Когда Зенкович отказался, он выпил сам, мирно добавив:
— Мы люди не гордые, нам больше достанется.
— Вам, наверное, уже досталось немало, — съязвил Зенкович и тут же пожалел о сказанном. Какая ему разница, сколько они выпьют, что съедят и что будут читать? Вон как им весело, вон как скачет освобожденный от излишков спермы инструктор, ба, да и этот вон тоже скачет — Огрызков. Он выпил свою долю спиртного и забалдел, что ж, тем легче для Нади с Маратом, они уложат его спать… В нем все же есть что-то противное, в этом юноше, в том, с какой легкостью взялся он разоблачать своего любимого Мердье, чтоб получить право читать его. Чего ж он ни сделает за другие удобства и привилегии, этот отпрыск дипломатического семейства?

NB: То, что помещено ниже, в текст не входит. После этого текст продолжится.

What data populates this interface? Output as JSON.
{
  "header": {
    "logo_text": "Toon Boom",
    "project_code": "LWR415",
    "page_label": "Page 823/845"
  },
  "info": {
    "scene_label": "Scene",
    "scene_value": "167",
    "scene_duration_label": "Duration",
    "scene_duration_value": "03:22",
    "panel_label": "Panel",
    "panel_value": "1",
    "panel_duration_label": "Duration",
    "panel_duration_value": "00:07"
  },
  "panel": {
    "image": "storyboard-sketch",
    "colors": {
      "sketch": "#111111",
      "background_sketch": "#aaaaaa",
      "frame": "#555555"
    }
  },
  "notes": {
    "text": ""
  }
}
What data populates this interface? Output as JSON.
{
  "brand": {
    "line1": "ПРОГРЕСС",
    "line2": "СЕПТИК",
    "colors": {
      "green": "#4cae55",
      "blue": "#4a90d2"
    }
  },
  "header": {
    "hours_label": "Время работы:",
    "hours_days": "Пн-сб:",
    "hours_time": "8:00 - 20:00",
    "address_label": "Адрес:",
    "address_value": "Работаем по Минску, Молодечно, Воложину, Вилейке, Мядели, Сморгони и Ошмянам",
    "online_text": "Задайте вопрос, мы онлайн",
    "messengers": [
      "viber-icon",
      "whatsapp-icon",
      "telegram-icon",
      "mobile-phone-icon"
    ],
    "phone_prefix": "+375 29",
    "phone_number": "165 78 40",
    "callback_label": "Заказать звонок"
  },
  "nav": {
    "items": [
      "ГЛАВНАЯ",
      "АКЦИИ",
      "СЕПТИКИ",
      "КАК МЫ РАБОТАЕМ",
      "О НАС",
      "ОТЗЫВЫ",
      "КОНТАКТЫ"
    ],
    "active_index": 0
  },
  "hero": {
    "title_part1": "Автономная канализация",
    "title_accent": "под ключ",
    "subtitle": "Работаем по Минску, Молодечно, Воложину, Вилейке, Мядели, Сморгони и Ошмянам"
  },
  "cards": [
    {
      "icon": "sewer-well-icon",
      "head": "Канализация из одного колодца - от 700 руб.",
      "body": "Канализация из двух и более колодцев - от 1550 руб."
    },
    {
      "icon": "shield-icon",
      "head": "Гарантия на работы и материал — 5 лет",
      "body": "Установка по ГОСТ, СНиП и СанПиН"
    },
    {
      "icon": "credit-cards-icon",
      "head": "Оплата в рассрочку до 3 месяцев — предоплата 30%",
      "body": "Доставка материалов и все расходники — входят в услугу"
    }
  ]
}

Зенкович нацедил в кружку какао, отошел в сторону и присел на бревнышко. Отчего все-таки он сам не танцует, так и не научился танцевать? Отчего он не может выпить как следует, веселиться, как все люди, безудержно и без задней мысли? Ведь был же нормальным ребенком, потом резвым юношей, откуда в нем эта нынешняя ущербность? Ну а почему, собственно, надо разделять это веселье и общий энтузиазм?